I'm having trouble solving this issue in a CUDA code.
I'm basically calculating the nbody problem from gems3 with an increasing array size.
Particles are created in __global__ void ParticleAmplification() kernel in a specific array,dev_Ionisation, and added in the global array by a host function DynamicAlloc().
In this one, empty positions are removed and new ones are put at the end of the new array. As I'm throwing more threads than available particles, I have an escape variable to avoid losing time checking if there is a particle or not.
The number of blocks and tiles are dynamically allocated and the device arrays are reallocated by doing:
checkCudaErrors( cudaFree( dev_vector ) );
checkCudaErrors( cudaMalloc( (void**)&dev_vector, N * sizeof(ParticleProperties) ) );
Then after some steps, usually when the number of particles has increased up to around 28000, the kernel craches. It gives me the error code 77 which seems to be attributed (cudaDeviceSynchronize() error code 77: cudaErrorIllegalAddress) to a wrong size of the extern shared variable size extern __shared__ float3 sharedPos[] in the __device__ float3 computeBodyAccel function. However, that one seems to be passed correctly to the kernel with always the same size:
size_t sharedMemSize = ThreadsInit * sizeof(float3);
integrateBodies<<<blocksInit, ThreadsInit, sharedMemSize>>>( dev_vectorIonisation, dt, numTiles, nbodyTemp );
When using a fixed although large array, everything goes fine.
What am I doing wrong? Is there a point when the shared memory gets full by a somewhat not freed memory?

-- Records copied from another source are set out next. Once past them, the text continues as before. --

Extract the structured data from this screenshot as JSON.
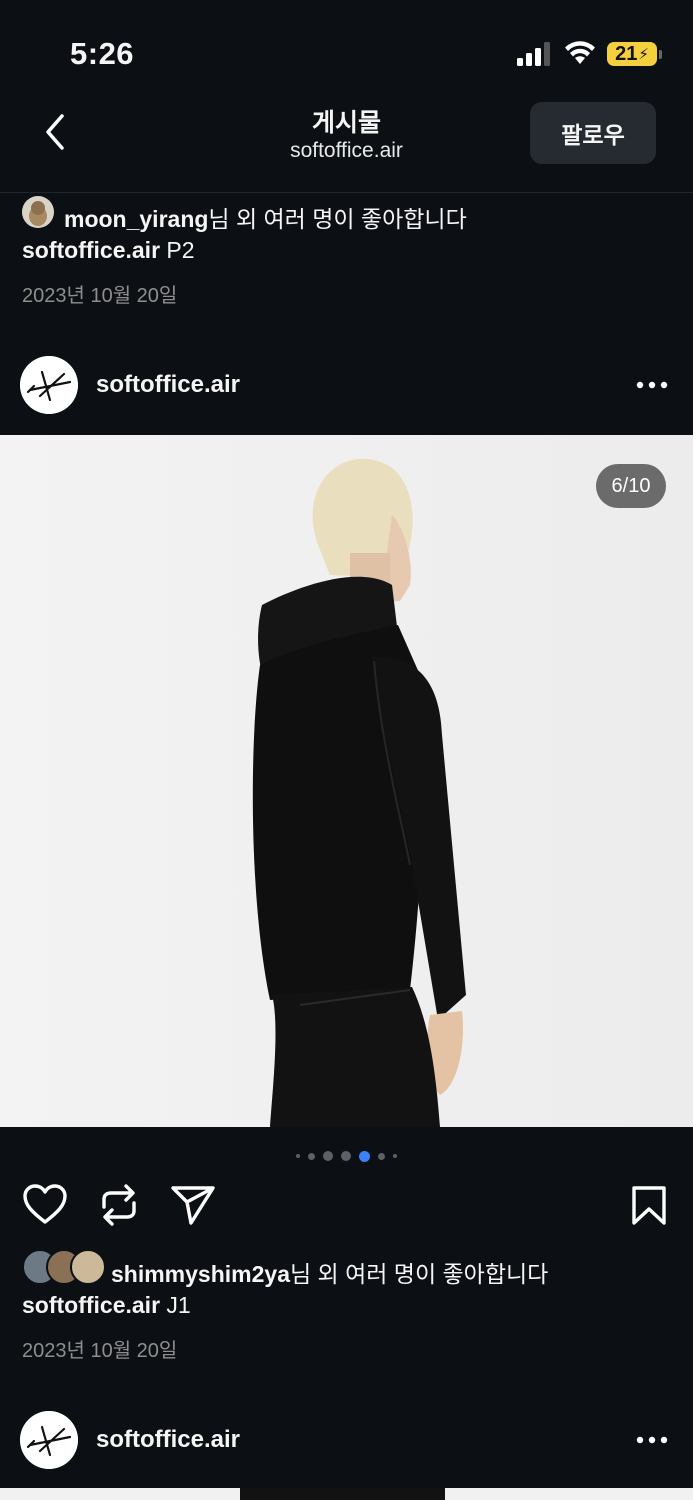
{
  "status_bar": {
    "time": "5:26",
    "battery": "21"
  },
  "header": {
    "title": "게시물",
    "subtitle": "softoffice.air",
    "follow_label": "팔로우"
  },
  "previous_post": {
    "liked_by_user": "moon_yirang",
    "liked_by_suffix": "님 외 여러 명이 좋아합니다",
    "caption_user": "softoffice.air",
    "caption_text": " P2",
    "date": "2023년 10월 20일"
  },
  "post": {
    "username": "softoffice.air",
    "counter": "6/10",
    "carousel": {
      "total_visible_dots": 7,
      "active_index": 4
    },
    "liked_by_user": "shimmyshim2ya",
    "liked_by_suffix": "님 외 여러 명이 좋아합니다",
    "caption_user": "softoffice.air",
    "caption_text": " J1",
    "date": "2023년 10월 20일"
  },
  "next_post": {
    "username": "softoffice.air"
  },
  "colors": {
    "background": "#0c1014",
    "follow_button": "#262b31",
    "active_dot": "#3b82f6",
    "battery": "#f4d03f"
  }
}
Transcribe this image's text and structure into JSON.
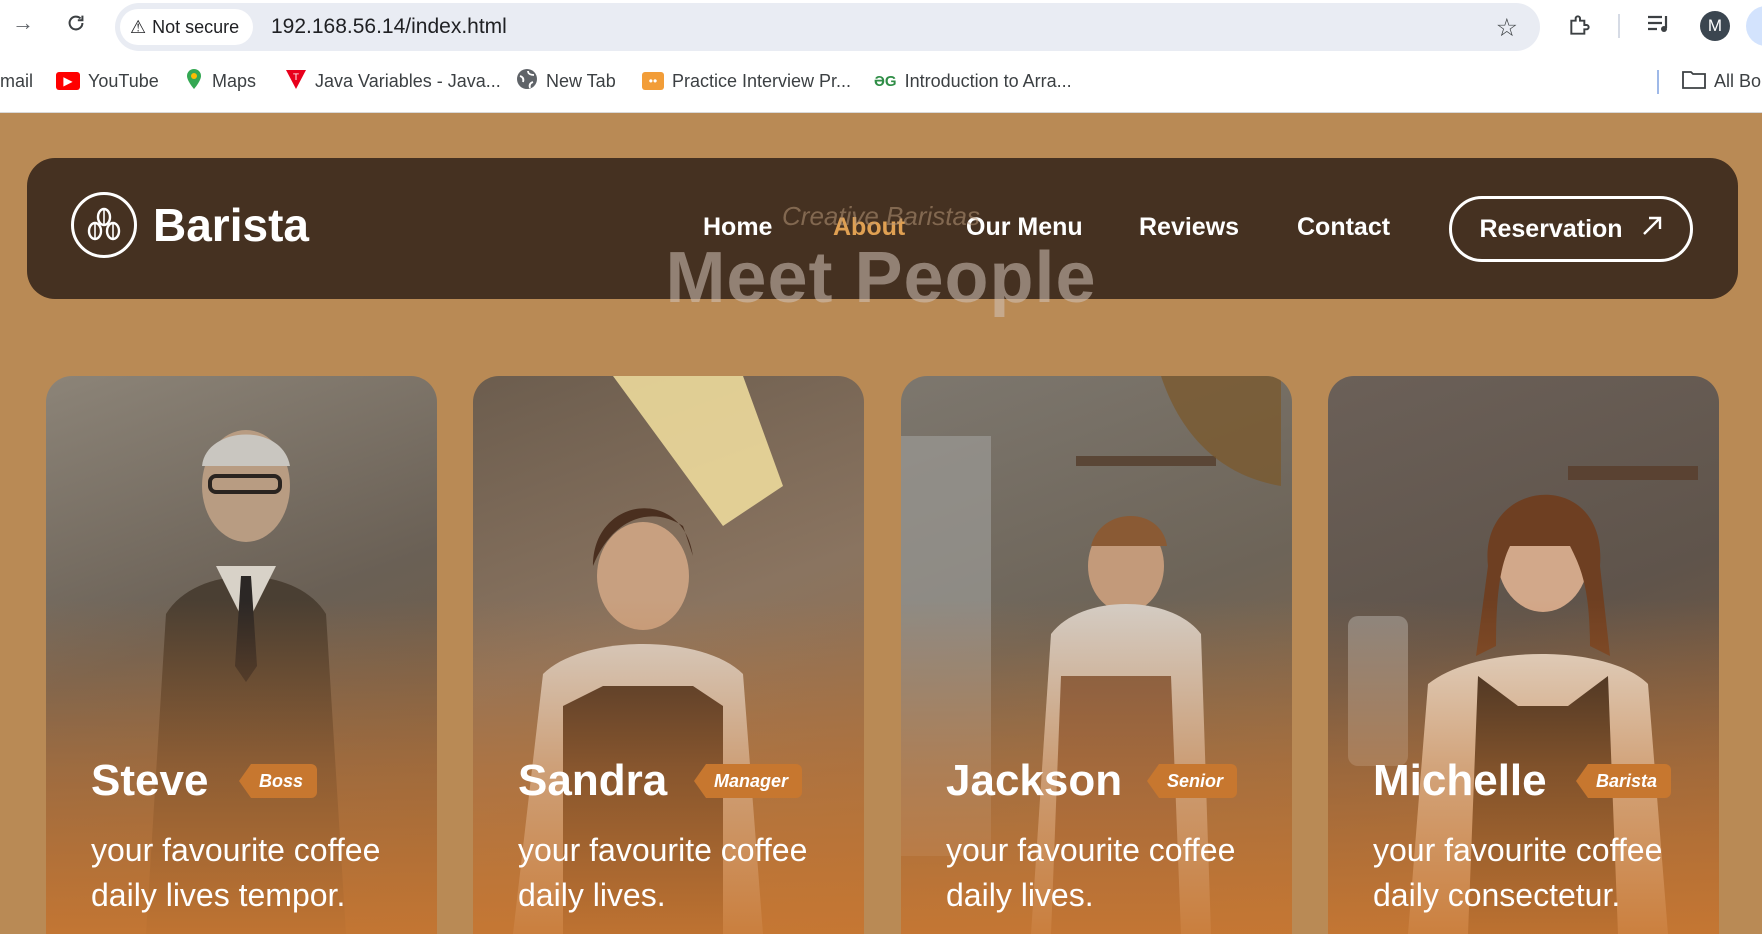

Here is the entire compilable code:
// ----- Libraries C/C++ ----- //
#include <stdio.h>
#include <stdlib.h>
#include <iostream>
#include <iomanip>
#include <string>
#include <math.h>
#include <time.h>
#include <dirent.h>
// ----- Libraries CUDA ----- //
#include "cuda.h"
#include <helper_cuda.h>
#include "curand_kernel.h"
// ----- Global variables ----- //
#define El_DIM 512
#define imin(a,b) (a<b?a:b)
using namespace std;
__constant__ float softening_ = 1.0e-12; // softening factor for nbody interaction
__device__ __managed__ int NewParticles = 0;
__device__ __managed__ int TotalProcesses = 0;
__device__ __managed__ bool Ampl = false;
const int ThreadsInit = 512;
const int blocksPerGrid = (int)( ( El_DIM * El_DIM + ThreadsInit -1 ) / ThreadsInit );
struct ParticleProperties{
float3 Position, Velocity, Force;
};
__device__ void initVector( ParticleProperties *dev_Vect, int index ){
dev_Vect[index].Position.x = -1.0;
dev_Vect[index].Position.y = -1.0;
dev_Vect[index].Position.z = -1.0;
dev_Vect[index].Velocity.x = 0.0;
dev_Vect[index].Velocity.y = 0.0;
dev_Vect[index].Velocity.z = 0.0;
dev_Vect[index].Force.x = 0.0;
dev_Vect[index].Force.y = 0.0;
dev_Vect[index].Force.z = 0.0;
}
__device__ void SetVector( ParticleProperties *dev_Vect, float3 position, float4 v, int index ){
dev_Vect[index].Position.x = position.x;
dev_Vect[index].Position.y = position.y;
dev_Vect[index].Position.z = position.z;
dev_Vect[index].Velocity.x = v.x;
dev_Vect[index].Velocity.y = v.y;
dev_Vect[index].Velocity.z = v.z;
dev_Vect[index].Force.x = 0.0;
dev_Vect[index].Force.y = 0.0;
dev_Vect[index].Force.z = 0.0;
}
__device__ float3 bodyBodyInteraction( float3 fi, float3 bi, float3 bj ){
float3 r;
// r_ij [4 FLOPS]
r.x = ( bj.x - bi.x );
r.y = ( bj.y - bi.y );
r.z = ( bj.z - bi.z );
r.z = 0.0;
// distSqr = dot(r_ij, r_ij) + EPS^2 [7 FLOPS]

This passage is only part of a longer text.